Your WiFi can now do more than stream movies; it can sense the beat of your heart.

Engineers at the University of California, Santa Cruz, have developed a system that turns everyday wireless signals into a medical tool.

The proof-of-concept research shows that a simple WiFi transmitter and receiver can measure heart rate with clinical-level accuracy without requiring any smartwatch, chest strap, or hospital monitor.

The technology, called Pulse-Fi, uses inexpensive hardware already found in homes and workplaces.

By applying machine learning algorithms to WiFi signals, the system detects faint changes caused by a heartbeat, filtering out background noise such as movement or environmental interference.

Researchers tested the system on 118 participants and achieved results nearly identical to those from traditional monitors. After just five seconds of signal processing, Pulse-Fi measured heart rate with an error margin of half a beat per minute.

 Longer monitoring improved accuracy further, regardless of whether participants were sitting, standing, lying down, or walking.

WiFi gets a heartbeat

Heart rate is among the most basic measures of health, tied to stress, hydration, and fitness. Yet it typically requires wearables or clinical machines to monitor. Pulse-Fi suggests a future where WiFi routers double as non-intrusive health trackers.

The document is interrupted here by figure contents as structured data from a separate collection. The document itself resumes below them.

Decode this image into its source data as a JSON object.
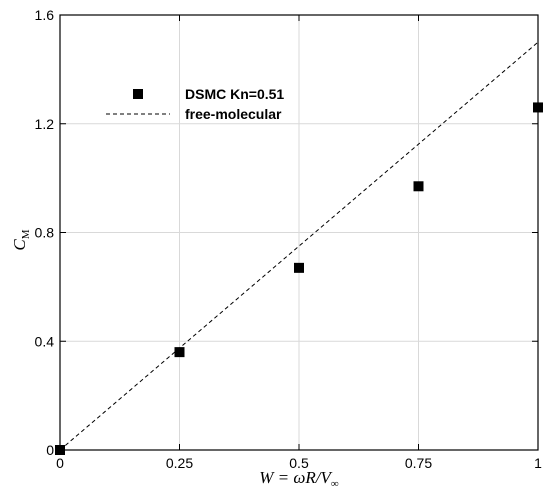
{
  "chart_data": {
    "type": "scatter",
    "xlabel": "W = ωR/V∞",
    "xlabel_parts": {
      "var": "W",
      "eq": " = ωR/V",
      "sub": "∞"
    },
    "ylabel_parts": {
      "var": "C",
      "sub": "M"
    },
    "xlim": [
      0,
      1
    ],
    "ylim": [
      0,
      1.6
    ],
    "x_ticks": [
      0,
      0.25,
      0.5,
      0.75,
      1
    ],
    "x_tick_labels": [
      "0",
      "0.25",
      "0.5",
      "0.75",
      "1"
    ],
    "y_ticks": [
      0,
      0.4,
      0.8,
      1.2,
      1.6
    ],
    "y_tick_labels": [
      "0",
      "0.4",
      "0.8",
      "1.2",
      "1.6"
    ],
    "grid": true,
    "legend_position": "top-left",
    "series": [
      {
        "name": "DSMC Kn=0.51",
        "kind": "scatter",
        "marker": "square",
        "color": "#000000",
        "x": [
          0,
          0.25,
          0.5,
          0.75,
          1.0
        ],
        "y": [
          0.0,
          0.36,
          0.67,
          0.97,
          1.26
        ]
      },
      {
        "name": "free-molecular",
        "kind": "line",
        "style": "dashed",
        "color": "#000000",
        "x": [
          0,
          1.0
        ],
        "y": [
          0.0,
          1.5
        ]
      }
    ]
  }
}
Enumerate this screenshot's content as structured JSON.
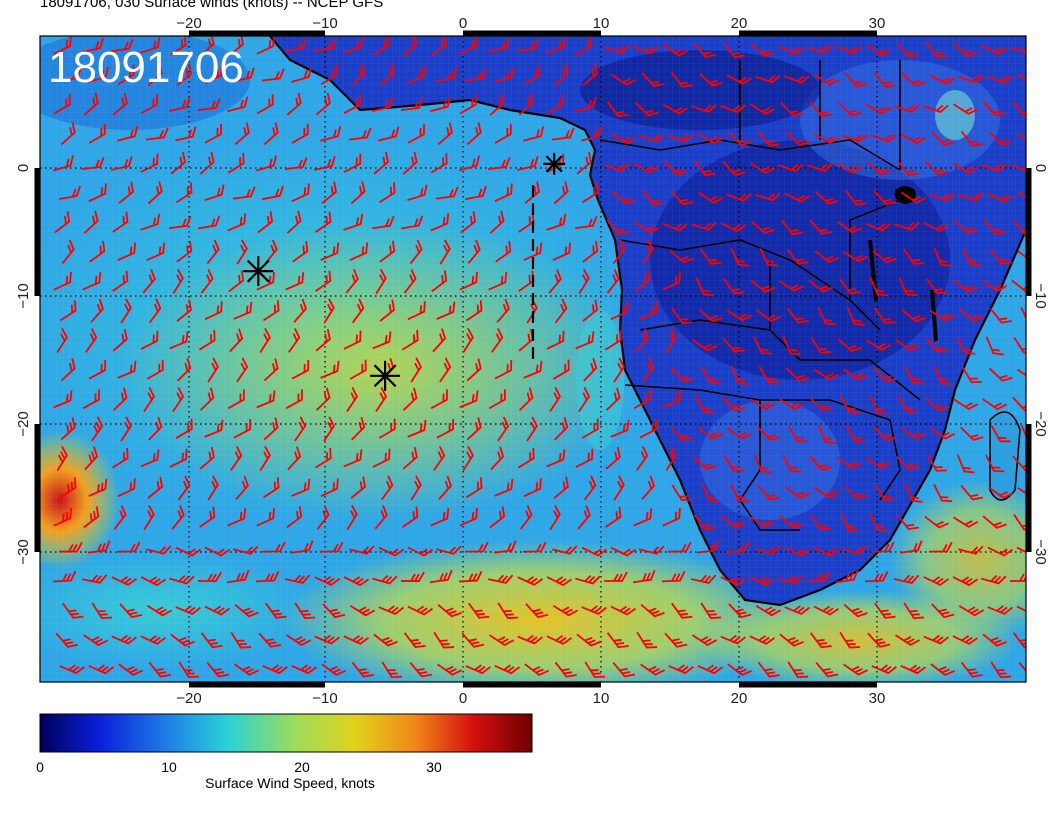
{
  "title": "18091706, 030 Surface winds (knots) -- NCEP GFS",
  "stamp": "18091706",
  "axes": {
    "lon_ticks_top": [
      "−20",
      "−10",
      "0",
      "10",
      "20",
      "30"
    ],
    "lon_ticks_bottom": [
      "−20",
      "−10",
      "0",
      "10",
      "20",
      "30"
    ],
    "lat_ticks_left": [
      "0",
      "−10",
      "−20",
      "−30"
    ],
    "lat_ticks_right": [
      "0",
      "−10",
      "−20",
      "−30"
    ],
    "lon_range": [
      -30,
      40
    ],
    "lat_range": [
      -40,
      10
    ]
  },
  "colorbar": {
    "label": "Surface Wind Speed, knots",
    "ticks": [
      "0",
      "10",
      "20",
      "30"
    ],
    "range": [
      0,
      38
    ],
    "colors": [
      "#00005a",
      "#0a1fd8",
      "#1f7fe6",
      "#2ad2d6",
      "#9ddc5a",
      "#e0d21c",
      "#f08a1a",
      "#d4100e",
      "#6e0000"
    ]
  },
  "markers": [
    {
      "type": "asterisk",
      "lon": -14.5,
      "lat": -8.2
    },
    {
      "type": "asterisk",
      "lon": -5.5,
      "lat": -16.3
    },
    {
      "type": "asterisk",
      "lon": 6.5,
      "lat": 0.1
    }
  ],
  "track_line": {
    "style": "dashed",
    "points": [
      [
        5,
        -15
      ],
      [
        5,
        -1.5
      ]
    ]
  },
  "barb_color": "#ff0000",
  "coastline_color": "#000000"
}
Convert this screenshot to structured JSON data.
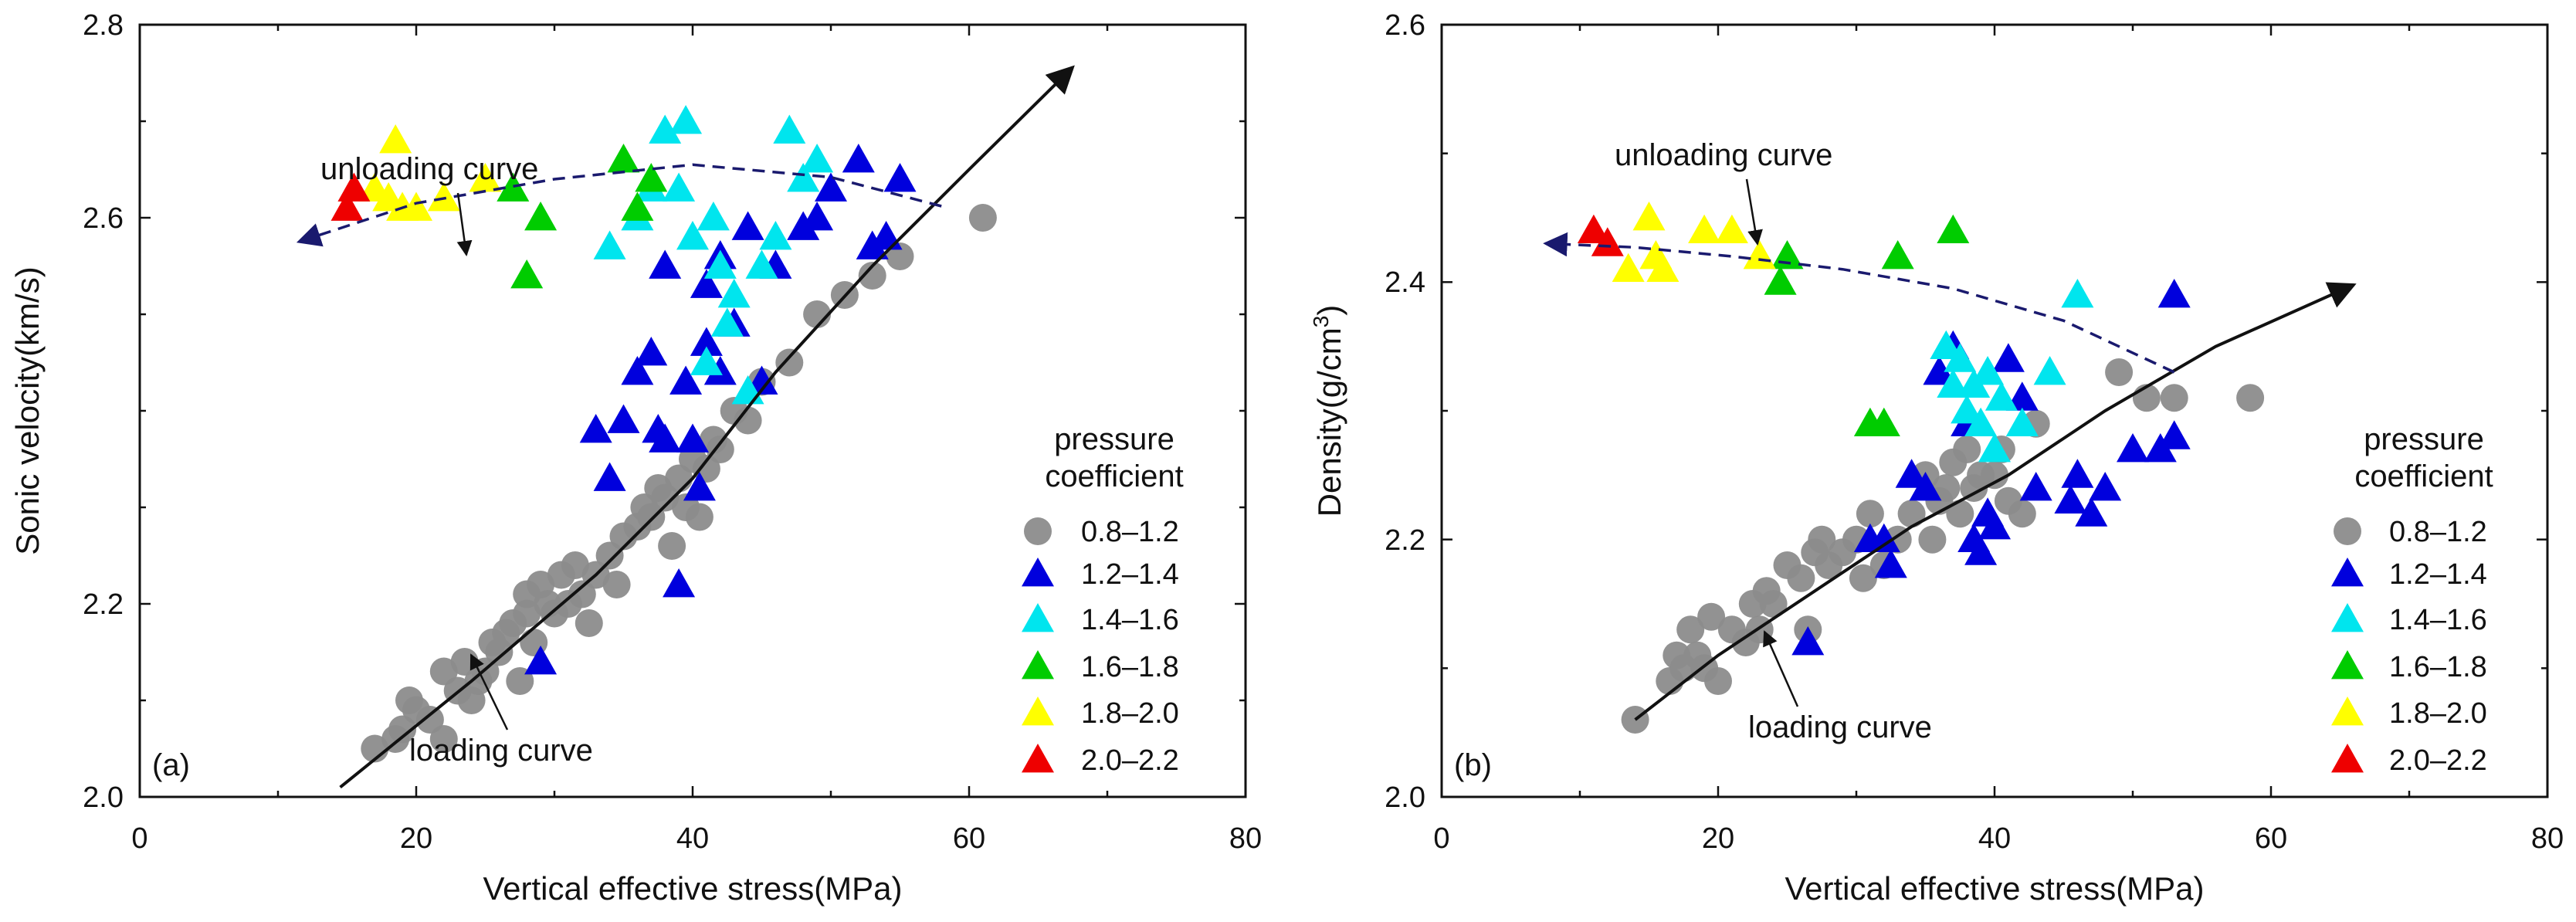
{
  "legend": {
    "title_line1": "pressure",
    "title_line2": "coefficient",
    "entries": [
      {
        "label": "0.8–1.2",
        "marker": "circle",
        "color": "#8c8c8c"
      },
      {
        "label": "1.2–1.4",
        "marker": "triangle",
        "color": "#0000dd"
      },
      {
        "label": "1.4–1.6",
        "marker": "triangle",
        "color": "#00e5ee"
      },
      {
        "label": "1.6–1.8",
        "marker": "triangle",
        "color": "#00cc00"
      },
      {
        "label": "1.8–2.0",
        "marker": "triangle",
        "color": "#ffff00"
      },
      {
        "label": "2.0–2.2",
        "marker": "triangle",
        "color": "#ee0000"
      }
    ]
  },
  "chart_data": [
    {
      "type": "scatter",
      "panel_label": "(a)",
      "xlabel": "Vertical effective stress(MPa)",
      "ylabel": "Sonic velocity(km/s)",
      "xlim": [
        0,
        80
      ],
      "ylim": [
        2.0,
        2.8
      ],
      "xticks": [
        "0",
        "20",
        "40",
        "60",
        "80"
      ],
      "yticks": [
        "2.0",
        "2.2",
        "2.6",
        "2.8"
      ],
      "ytick_values": [
        2.0,
        2.2,
        2.6,
        2.8
      ],
      "annotations": [
        {
          "text": "unloading curve",
          "x": 22,
          "y": 2.68
        },
        {
          "text": "loading curve",
          "x": 28,
          "y": 2.03
        }
      ],
      "curves": [
        {
          "name": "loading curve",
          "style": "solid",
          "arrow": "end",
          "x": [
            14.5,
            24,
            33,
            40,
            46,
            53,
            60,
            67.5
          ],
          "y": [
            2.01,
            2.12,
            2.23,
            2.33,
            2.44,
            2.55,
            2.65,
            2.756
          ]
        },
        {
          "name": "unloading curve",
          "style": "dashed",
          "arrow": "end",
          "x": [
            58,
            50,
            40,
            30,
            20,
            11.5
          ],
          "y": [
            2.612,
            2.642,
            2.655,
            2.64,
            2.615,
            2.575
          ]
        }
      ],
      "series": [
        {
          "name": "0.8–1.2",
          "x": [
            17,
            18.5,
            19,
            19.5,
            20,
            21,
            22,
            22,
            23,
            23.5,
            24,
            24.5,
            25,
            25.5,
            26,
            26.5,
            27,
            27.5,
            28,
            28,
            28.5,
            29,
            29.5,
            30,
            30.5,
            31,
            31.5,
            32,
            32.5,
            33,
            34,
            34.5,
            35,
            36,
            36.5,
            37,
            37.5,
            38,
            38.5,
            39,
            39.5,
            40,
            40.5,
            41,
            41.5,
            42,
            43,
            44,
            45,
            47,
            49,
            51,
            53,
            55,
            61
          ],
          "y": [
            2.05,
            2.06,
            2.07,
            2.1,
            2.09,
            2.08,
            2.06,
            2.13,
            2.11,
            2.14,
            2.1,
            2.12,
            2.13,
            2.16,
            2.15,
            2.17,
            2.18,
            2.12,
            2.19,
            2.21,
            2.16,
            2.22,
            2.2,
            2.19,
            2.23,
            2.2,
            2.24,
            2.21,
            2.18,
            2.23,
            2.25,
            2.22,
            2.27,
            2.28,
            2.3,
            2.29,
            2.32,
            2.31,
            2.26,
            2.33,
            2.3,
            2.35,
            2.29,
            2.34,
            2.37,
            2.36,
            2.4,
            2.39,
            2.43,
            2.45,
            2.5,
            2.52,
            2.54,
            2.56,
            2.6
          ]
        },
        {
          "name": "1.2–1.4",
          "x": [
            29,
            33,
            34,
            35,
            36,
            37,
            37.5,
            38,
            38,
            39,
            39.5,
            40,
            40.5,
            41,
            41,
            42,
            42,
            43,
            44,
            45,
            46,
            48,
            49,
            50,
            52,
            53,
            54,
            55
          ],
          "y": [
            2.14,
            2.38,
            2.33,
            2.39,
            2.44,
            2.46,
            2.38,
            2.37,
            2.55,
            2.22,
            2.43,
            2.37,
            2.32,
            2.47,
            2.53,
            2.44,
            2.56,
            2.49,
            2.59,
            2.43,
            2.55,
            2.59,
            2.6,
            2.63,
            2.66,
            2.57,
            2.58,
            2.64
          ]
        },
        {
          "name": "1.4–1.6",
          "x": [
            34,
            36,
            37,
            38,
            39,
            39.5,
            40,
            41,
            41.5,
            42,
            42.5,
            43,
            44,
            45,
            46,
            47,
            48,
            49
          ],
          "y": [
            2.57,
            2.6,
            2.63,
            2.69,
            2.63,
            2.7,
            2.58,
            2.45,
            2.6,
            2.55,
            2.49,
            2.52,
            2.42,
            2.55,
            2.58,
            2.69,
            2.64,
            2.66
          ]
        },
        {
          "name": "1.6–1.8",
          "x": [
            27,
            28,
            29,
            35,
            36,
            37
          ],
          "y": [
            2.63,
            2.54,
            2.6,
            2.66,
            2.61,
            2.64
          ]
        },
        {
          "name": "1.8–2.0",
          "x": [
            17,
            18,
            18.5,
            19,
            20,
            22,
            25
          ],
          "y": [
            2.63,
            2.62,
            2.68,
            2.61,
            2.61,
            2.62,
            2.64
          ]
        },
        {
          "name": "2.0–2.2",
          "x": [
            15,
            15.5
          ],
          "y": [
            2.61,
            2.63
          ]
        }
      ]
    },
    {
      "type": "scatter",
      "panel_label": "(b)",
      "xlabel": "Vertical effective stress(MPa)",
      "ylabel": "Density(g/cm³)",
      "ylabel_main": "Density(g/cm",
      "ylabel_sup": "3",
      "ylabel_tail": ")",
      "xlim": [
        0,
        80
      ],
      "ylim": [
        2.0,
        2.6
      ],
      "xticks": [
        "0",
        "20",
        "40",
        "60",
        "80"
      ],
      "yticks": [
        "2.0",
        "2.2",
        "2.4",
        "2.6"
      ],
      "ytick_values": [
        2.0,
        2.2,
        2.4,
        2.6
      ],
      "annotations": [
        {
          "text": "unloading curve",
          "x": 22,
          "y": 2.49
        },
        {
          "text": "loading curve",
          "x": 30,
          "y": 2.05
        }
      ],
      "curves": [
        {
          "name": "loading curve",
          "style": "solid",
          "arrow": "end",
          "x": [
            14,
            20,
            27,
            34,
            41,
            48,
            56,
            66
          ],
          "y": [
            2.06,
            2.11,
            2.16,
            2.21,
            2.25,
            2.3,
            2.35,
            2.398
          ]
        },
        {
          "name": "unloading curve",
          "style": "dashed",
          "arrow": "end",
          "x": [
            53,
            45,
            37,
            29,
            21,
            14,
            7.5
          ],
          "y": [
            2.33,
            2.37,
            2.395,
            2.41,
            2.42,
            2.427,
            2.43
          ]
        }
      ],
      "series": [
        {
          "name": "0.8–1.2",
          "x": [
            14,
            16.5,
            17,
            17.5,
            18,
            18.5,
            19,
            19.5,
            20,
            21,
            22,
            22.5,
            23,
            23.5,
            24,
            25,
            26,
            26.5,
            27,
            27.5,
            28,
            29,
            30,
            30.5,
            31,
            32,
            33,
            34,
            35,
            35.5,
            36,
            36.5,
            37,
            37.5,
            38,
            38.5,
            39,
            40,
            40.5,
            41,
            42,
            43,
            49,
            51,
            53,
            58.5
          ],
          "y": [
            2.06,
            2.09,
            2.11,
            2.1,
            2.13,
            2.11,
            2.1,
            2.14,
            2.09,
            2.13,
            2.12,
            2.15,
            2.13,
            2.16,
            2.15,
            2.18,
            2.17,
            2.13,
            2.19,
            2.2,
            2.18,
            2.19,
            2.2,
            2.17,
            2.22,
            2.18,
            2.2,
            2.22,
            2.25,
            2.2,
            2.23,
            2.24,
            2.26,
            2.22,
            2.27,
            2.24,
            2.25,
            2.25,
            2.27,
            2.23,
            2.22,
            2.29,
            2.33,
            2.31,
            2.31,
            2.31
          ]
        },
        {
          "name": "1.2–1.4",
          "x": [
            26.5,
            31,
            32,
            32.5,
            34,
            35,
            36,
            37,
            38,
            38.5,
            39,
            39.5,
            40,
            41,
            42,
            43,
            45.5,
            46,
            47,
            48,
            50,
            52,
            53,
            53
          ],
          "y": [
            2.12,
            2.2,
            2.2,
            2.18,
            2.25,
            2.24,
            2.33,
            2.35,
            2.29,
            2.2,
            2.19,
            2.22,
            2.21,
            2.34,
            2.31,
            2.24,
            2.23,
            2.25,
            2.22,
            2.24,
            2.27,
            2.27,
            2.39,
            2.28
          ]
        },
        {
          "name": "1.4–1.6",
          "x": [
            36.5,
            37,
            37.5,
            38,
            38.5,
            39,
            39.5,
            40,
            40.5,
            42,
            44,
            46
          ],
          "y": [
            2.35,
            2.32,
            2.34,
            2.3,
            2.32,
            2.29,
            2.33,
            2.27,
            2.31,
            2.29,
            2.33,
            2.39
          ]
        },
        {
          "name": "1.6–1.8",
          "x": [
            24.5,
            25,
            31,
            32,
            33,
            37
          ],
          "y": [
            2.4,
            2.42,
            2.29,
            2.29,
            2.42,
            2.44
          ]
        },
        {
          "name": "1.8–2.0",
          "x": [
            13.5,
            15,
            15.5,
            16,
            19,
            21,
            23
          ],
          "y": [
            2.41,
            2.45,
            2.42,
            2.41,
            2.44,
            2.44,
            2.42
          ]
        },
        {
          "name": "2.0–2.2",
          "x": [
            11,
            12
          ],
          "y": [
            2.44,
            2.43
          ]
        }
      ]
    }
  ]
}
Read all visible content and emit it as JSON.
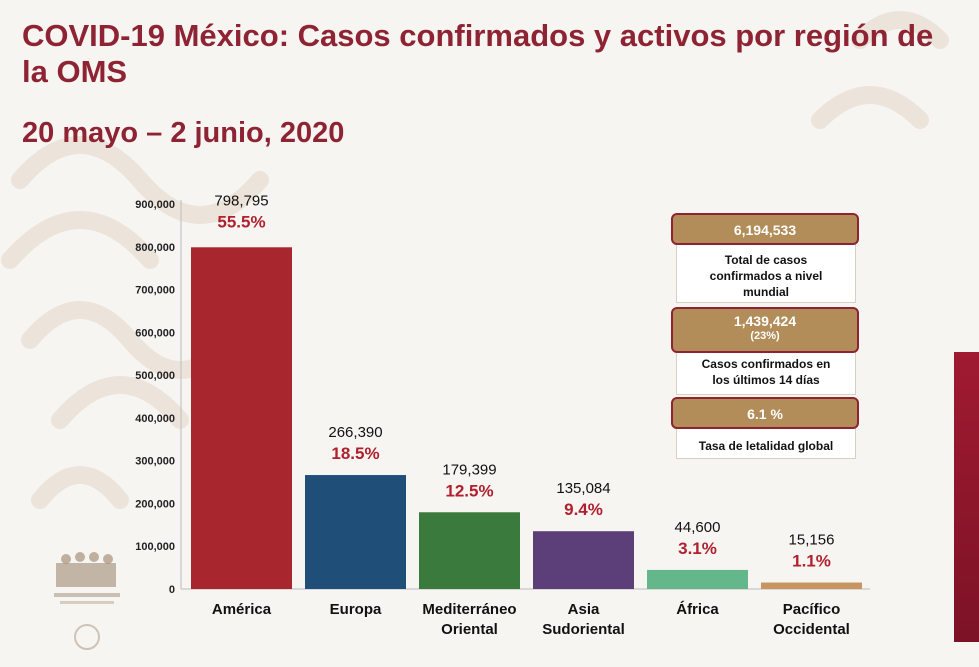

“Our results show that this could work in everyday environments, without special positioning or expensive equipment,” said Nayan Bhatia, a Ph.D. student who co-led the project with computer science professor Katia Obraczka.

The team relied on ultra-low-cost ESP32 chips, which retail for $5 to $10, and Raspberry Pi boards costing around $30. Even at these price points, the system proved accurate. Using commercial-grade routers would likely push the performance even higher, the researchers said.

Second life for WiFi signals

The system works by analyzing how radio frequency waves behave as they pass through space. When WiFi signals encounter a human body, they are partially absorbed and scattered.

A heartbeat causes subtle but detectable variations in these signals. Pulse-Fi’s algorithms learned to recognize these variations by training on ground-truth data collected with standard oximeters.

To build a dataset, the researchers set up experiments inside UC Santa Cruz’s Science and Engineering library. They compared WiFi signal fluctuations against actual heart rate measurements, teaching their neural network to map the two. The group also tested their method against an existing dataset from Brazilian researchers who used Raspberry Pi devices, further validating its accuracy.

Beyond the pulse

The team is already working on expanding the system to track breathing rate, which could help in diagnosing conditions such as sleep apnea. Early, unpublished results show promise.

They also found Pulse-Fi could measure heart rate accurately from up to three meters—nearly 10 feet—away, and performance didn’t degrade with distance thanks to the machine learning model.

“What we found was that distance basically had no effect, which was a big challenge for earlier approaches,” said high school researcher Pranay Kocheta, who joined the project through UC Santa Cruz’s Science Internship Program.

The findings of the study have been published in the proceedings of the 2025 IEEE International Conference on Distributed Computing in Smart Systems and the Internet of Things (DCOSS-IoT).